|KV Pharma falls on FDA delay. Fibrocell gets PDUFA date. Strategic Diagnostics soars on FDA nod|
|By BioMedReports.com Staff|
|Wednesday, 12 January 2011 19:47|
Shares of K-V Pharmaceutical Company (NYSE:KVa)were under pressure today after the company reported that the FDA has delayed its action date for Hologic, Inc.'s New Drug Application (NDA) for Gestiva, a treatment for the prevention of preterm birth in women with a singleton pregnancy who have a history of singleton spontaneous preterm birth.
An NDA was resubmitted in July 2010 by Hologic, and at that time the FDA assigned a Prescription Drug User Fee Act (PDUFA) action date of January 13, 2011. The action date has now been moved to April 13, 2011. The company remains confident in the approval of Gestiva and believes a positive action by the FDA is likely on or before the new PDUFA date.
In light of the situation, KV Pharma's CEO, Greg Davis said that the company is evaluating it's liquidity outlook and will provide an update when it completes that evaluation.
Hologic advised the Company that the FDA had recently requested additional information with respect to the Gestiva application. The requested information was provided to the FDA on January 10, 2011.
Shares of KV Pharma slumped 45 cents or 19.74%, closing Wednesday trading at $1.83.
Fibrocell Science, Inc. (OTCBB:FCSC.ob) announced today that the FDA has accepted for review the Company’s complete response submission for azficel-T, proposed brand name laViv, for the treatment of moderate to severe nasolabial folds and wrinkles. A Prescription Drug User Fee Act (PDUFA) date has been set for June 22, 2011.
"We are pleased that our complete response was accepted and look forward to working closely with the FDA through the review process," said David Pernock, Fibrocell Science Chairman and CEO. "If approved, azficel-T will be the first and only personalized cell-based aesthetic treatment."

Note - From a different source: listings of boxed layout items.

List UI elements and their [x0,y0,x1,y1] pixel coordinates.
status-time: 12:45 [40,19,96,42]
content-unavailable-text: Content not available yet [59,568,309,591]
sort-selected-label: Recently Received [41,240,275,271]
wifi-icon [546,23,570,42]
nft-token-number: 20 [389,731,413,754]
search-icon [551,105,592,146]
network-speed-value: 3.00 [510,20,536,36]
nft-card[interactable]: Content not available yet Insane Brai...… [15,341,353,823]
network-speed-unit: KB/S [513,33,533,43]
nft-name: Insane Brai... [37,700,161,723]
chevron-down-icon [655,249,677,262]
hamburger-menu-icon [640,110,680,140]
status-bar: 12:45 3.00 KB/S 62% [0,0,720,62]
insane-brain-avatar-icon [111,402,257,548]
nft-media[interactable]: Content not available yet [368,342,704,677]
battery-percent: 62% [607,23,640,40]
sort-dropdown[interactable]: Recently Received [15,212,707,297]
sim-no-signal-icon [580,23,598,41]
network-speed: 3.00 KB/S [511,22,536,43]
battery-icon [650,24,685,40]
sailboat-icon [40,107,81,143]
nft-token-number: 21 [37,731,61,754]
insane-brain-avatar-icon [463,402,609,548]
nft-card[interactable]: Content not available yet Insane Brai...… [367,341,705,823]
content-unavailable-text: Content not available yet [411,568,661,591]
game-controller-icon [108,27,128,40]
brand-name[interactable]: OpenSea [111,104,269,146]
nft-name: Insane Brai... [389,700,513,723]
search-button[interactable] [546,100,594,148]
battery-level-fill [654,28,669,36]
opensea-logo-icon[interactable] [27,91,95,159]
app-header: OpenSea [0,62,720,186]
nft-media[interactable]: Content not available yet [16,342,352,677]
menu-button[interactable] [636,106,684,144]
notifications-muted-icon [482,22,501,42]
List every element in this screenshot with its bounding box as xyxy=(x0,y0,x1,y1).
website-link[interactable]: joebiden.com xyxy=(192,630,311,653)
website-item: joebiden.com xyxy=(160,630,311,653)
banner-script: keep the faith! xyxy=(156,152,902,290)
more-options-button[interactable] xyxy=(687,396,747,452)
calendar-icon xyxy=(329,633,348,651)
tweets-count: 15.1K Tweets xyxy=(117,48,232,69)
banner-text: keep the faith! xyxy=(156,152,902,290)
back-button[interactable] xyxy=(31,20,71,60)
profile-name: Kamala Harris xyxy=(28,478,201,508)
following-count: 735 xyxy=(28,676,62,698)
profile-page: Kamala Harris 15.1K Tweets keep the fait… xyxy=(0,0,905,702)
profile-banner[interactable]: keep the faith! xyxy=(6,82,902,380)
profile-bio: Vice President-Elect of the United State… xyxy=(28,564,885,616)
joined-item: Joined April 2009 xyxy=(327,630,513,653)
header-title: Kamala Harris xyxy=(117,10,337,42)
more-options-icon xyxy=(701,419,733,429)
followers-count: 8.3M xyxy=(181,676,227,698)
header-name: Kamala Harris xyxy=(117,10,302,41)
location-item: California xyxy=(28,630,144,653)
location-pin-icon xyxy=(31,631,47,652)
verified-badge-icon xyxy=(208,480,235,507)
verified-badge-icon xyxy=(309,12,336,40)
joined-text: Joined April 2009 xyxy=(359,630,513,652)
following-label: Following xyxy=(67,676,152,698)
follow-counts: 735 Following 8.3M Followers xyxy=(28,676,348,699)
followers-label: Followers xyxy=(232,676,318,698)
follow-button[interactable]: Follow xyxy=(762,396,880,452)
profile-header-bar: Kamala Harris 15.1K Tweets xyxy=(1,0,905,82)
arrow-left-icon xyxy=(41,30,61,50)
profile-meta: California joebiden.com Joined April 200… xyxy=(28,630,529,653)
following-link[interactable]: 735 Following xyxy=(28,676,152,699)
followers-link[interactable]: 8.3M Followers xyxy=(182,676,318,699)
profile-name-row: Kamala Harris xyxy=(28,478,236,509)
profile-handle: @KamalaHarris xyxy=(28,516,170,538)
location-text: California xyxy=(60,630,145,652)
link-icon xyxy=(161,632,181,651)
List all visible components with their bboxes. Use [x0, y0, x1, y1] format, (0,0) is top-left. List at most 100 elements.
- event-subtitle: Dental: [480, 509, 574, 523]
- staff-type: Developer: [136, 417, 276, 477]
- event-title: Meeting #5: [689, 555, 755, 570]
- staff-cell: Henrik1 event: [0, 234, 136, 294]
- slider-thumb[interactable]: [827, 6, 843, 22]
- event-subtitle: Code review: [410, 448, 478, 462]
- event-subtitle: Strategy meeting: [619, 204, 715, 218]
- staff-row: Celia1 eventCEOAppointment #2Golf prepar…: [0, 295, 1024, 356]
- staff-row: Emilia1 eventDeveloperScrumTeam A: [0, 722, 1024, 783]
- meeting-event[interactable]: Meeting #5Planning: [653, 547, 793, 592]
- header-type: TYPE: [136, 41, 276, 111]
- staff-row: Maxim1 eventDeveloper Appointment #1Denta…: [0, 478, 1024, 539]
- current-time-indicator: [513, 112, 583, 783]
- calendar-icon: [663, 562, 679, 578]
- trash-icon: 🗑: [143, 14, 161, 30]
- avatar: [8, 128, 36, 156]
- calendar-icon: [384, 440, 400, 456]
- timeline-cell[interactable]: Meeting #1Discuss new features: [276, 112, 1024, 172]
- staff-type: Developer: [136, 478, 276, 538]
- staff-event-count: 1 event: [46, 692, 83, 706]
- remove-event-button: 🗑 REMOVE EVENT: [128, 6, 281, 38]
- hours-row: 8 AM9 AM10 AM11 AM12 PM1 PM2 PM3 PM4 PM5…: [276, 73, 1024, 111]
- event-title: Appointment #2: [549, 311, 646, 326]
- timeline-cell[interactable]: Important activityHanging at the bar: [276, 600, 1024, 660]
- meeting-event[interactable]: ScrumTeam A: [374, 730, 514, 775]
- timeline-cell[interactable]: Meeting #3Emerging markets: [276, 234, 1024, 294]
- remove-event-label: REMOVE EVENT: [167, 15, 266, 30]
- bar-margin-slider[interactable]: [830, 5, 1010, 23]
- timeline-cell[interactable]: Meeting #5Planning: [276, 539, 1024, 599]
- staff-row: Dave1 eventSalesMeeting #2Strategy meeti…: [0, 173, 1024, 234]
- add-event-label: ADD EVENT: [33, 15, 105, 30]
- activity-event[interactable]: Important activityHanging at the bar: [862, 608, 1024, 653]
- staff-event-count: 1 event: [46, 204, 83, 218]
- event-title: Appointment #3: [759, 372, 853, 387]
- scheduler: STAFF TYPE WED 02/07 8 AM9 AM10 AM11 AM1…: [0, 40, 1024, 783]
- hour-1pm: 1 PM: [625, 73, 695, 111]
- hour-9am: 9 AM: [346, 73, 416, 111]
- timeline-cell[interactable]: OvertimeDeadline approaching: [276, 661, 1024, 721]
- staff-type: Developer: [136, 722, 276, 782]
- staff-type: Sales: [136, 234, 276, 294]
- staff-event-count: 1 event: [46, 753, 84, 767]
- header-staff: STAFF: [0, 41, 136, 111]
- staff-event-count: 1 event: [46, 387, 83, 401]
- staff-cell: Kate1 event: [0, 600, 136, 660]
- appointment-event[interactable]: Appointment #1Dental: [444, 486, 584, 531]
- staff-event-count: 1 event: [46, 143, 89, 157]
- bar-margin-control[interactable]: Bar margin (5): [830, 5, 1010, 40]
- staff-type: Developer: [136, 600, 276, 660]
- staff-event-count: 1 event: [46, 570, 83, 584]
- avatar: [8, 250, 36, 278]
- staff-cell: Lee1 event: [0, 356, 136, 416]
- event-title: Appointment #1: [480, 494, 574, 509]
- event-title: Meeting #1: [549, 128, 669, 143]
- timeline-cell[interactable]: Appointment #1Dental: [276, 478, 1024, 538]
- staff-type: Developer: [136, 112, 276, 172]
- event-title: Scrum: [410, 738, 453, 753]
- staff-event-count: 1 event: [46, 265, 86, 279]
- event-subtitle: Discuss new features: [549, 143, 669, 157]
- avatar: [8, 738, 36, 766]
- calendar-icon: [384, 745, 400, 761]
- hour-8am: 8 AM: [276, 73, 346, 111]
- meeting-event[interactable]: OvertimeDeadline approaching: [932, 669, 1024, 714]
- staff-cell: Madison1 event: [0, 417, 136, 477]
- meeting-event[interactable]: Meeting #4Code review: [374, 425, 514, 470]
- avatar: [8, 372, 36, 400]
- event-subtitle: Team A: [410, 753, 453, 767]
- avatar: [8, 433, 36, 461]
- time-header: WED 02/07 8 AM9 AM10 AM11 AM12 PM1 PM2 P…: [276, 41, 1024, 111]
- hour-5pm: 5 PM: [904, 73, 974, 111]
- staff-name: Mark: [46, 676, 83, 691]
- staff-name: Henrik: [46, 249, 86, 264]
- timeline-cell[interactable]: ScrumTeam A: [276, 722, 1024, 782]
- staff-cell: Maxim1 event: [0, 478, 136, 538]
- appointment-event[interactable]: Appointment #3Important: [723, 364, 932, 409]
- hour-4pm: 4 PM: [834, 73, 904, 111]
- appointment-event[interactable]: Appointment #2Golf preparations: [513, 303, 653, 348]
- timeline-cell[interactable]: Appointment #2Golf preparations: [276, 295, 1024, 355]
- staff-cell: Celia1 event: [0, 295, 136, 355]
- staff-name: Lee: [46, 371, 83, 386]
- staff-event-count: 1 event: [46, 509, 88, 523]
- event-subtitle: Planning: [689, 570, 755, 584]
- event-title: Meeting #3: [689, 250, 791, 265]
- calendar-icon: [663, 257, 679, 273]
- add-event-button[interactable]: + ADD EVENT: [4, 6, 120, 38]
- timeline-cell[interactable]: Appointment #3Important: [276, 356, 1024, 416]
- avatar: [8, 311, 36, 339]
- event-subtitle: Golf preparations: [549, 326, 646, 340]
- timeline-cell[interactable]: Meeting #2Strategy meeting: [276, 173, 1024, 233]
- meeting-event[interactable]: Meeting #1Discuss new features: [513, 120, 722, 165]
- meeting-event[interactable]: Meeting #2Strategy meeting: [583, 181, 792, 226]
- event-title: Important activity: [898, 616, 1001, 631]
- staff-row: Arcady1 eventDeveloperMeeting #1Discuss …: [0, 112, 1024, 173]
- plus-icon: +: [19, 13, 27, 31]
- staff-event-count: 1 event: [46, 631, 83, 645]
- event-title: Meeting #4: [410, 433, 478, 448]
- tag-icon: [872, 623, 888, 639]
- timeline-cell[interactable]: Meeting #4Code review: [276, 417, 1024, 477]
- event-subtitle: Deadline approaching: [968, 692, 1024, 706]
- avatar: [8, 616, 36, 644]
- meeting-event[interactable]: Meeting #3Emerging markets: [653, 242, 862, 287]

Shares of Fibrocell rose 7 cents or 11.67% to 67 cents.
Strategic Diagnostics (NASDAQ:SDIX), got a boost today after the biotechnology company, developing tests for food pathogen detection, reported that the FDA has determined that the company's RapidChek SELECT Salmonella Enteritidis (SE) test system has shown to be equivalent in accuracy, precision and sensitivity to current standard methods for poultry use. For pooled egg testing, SDIX’s method is considered by FDA as equivalent to its standard test without a 96-hour hold period, thus delivering results with a substantial time and cost advantage.
Volume was more than 4 million as shares of SDIX soared 41.40% or 77 cents to $2.63.
NeoGenomics, Inc. (OTC Bulletin Board:NGNM.ob) announced today that it has completed a $3.0 million equity financing transaction. Five members of the Company's Board of Directors and senior management team and two existing institutional investors of the Company participated in the transaction. The transaction was priced at $1.50 per share and resulted in 2.0 million shares of new common stock being issued by the Company. No warrants were issued and no placement agent was used in the transaction. The Company plans to use the proceeds to strengthen its financial position and fund growth initiatives. NeoGenomics, Inc. is a high-complexity CLIA–certified clinical laboratory that specializes in cancer genetics diagnostic testing.
Shares of NeoGenomics surged 16 cents or 13.22% to $1.37
Merck (NYSE:MRK) and PAREXEL International Corporation (NASDAQ:PRXL), a leading global biopharmaceutical services provider, today announced that they have entered into an alliance by which PAREXEL will provide strategic access to global clinical development services for designated biosimilar candidates to Merck BioVentures. Merck BioVentures, a division of Merck, is focused on the delivery of high quality biosimilars to the patients that need them.
Codexis, Inc. (Nasdaq:CDXS) and DSM Pharmaceutical Products, the custom manufacturing organization of Royal DSM NV, today announce signing of an enzyme supply agreement.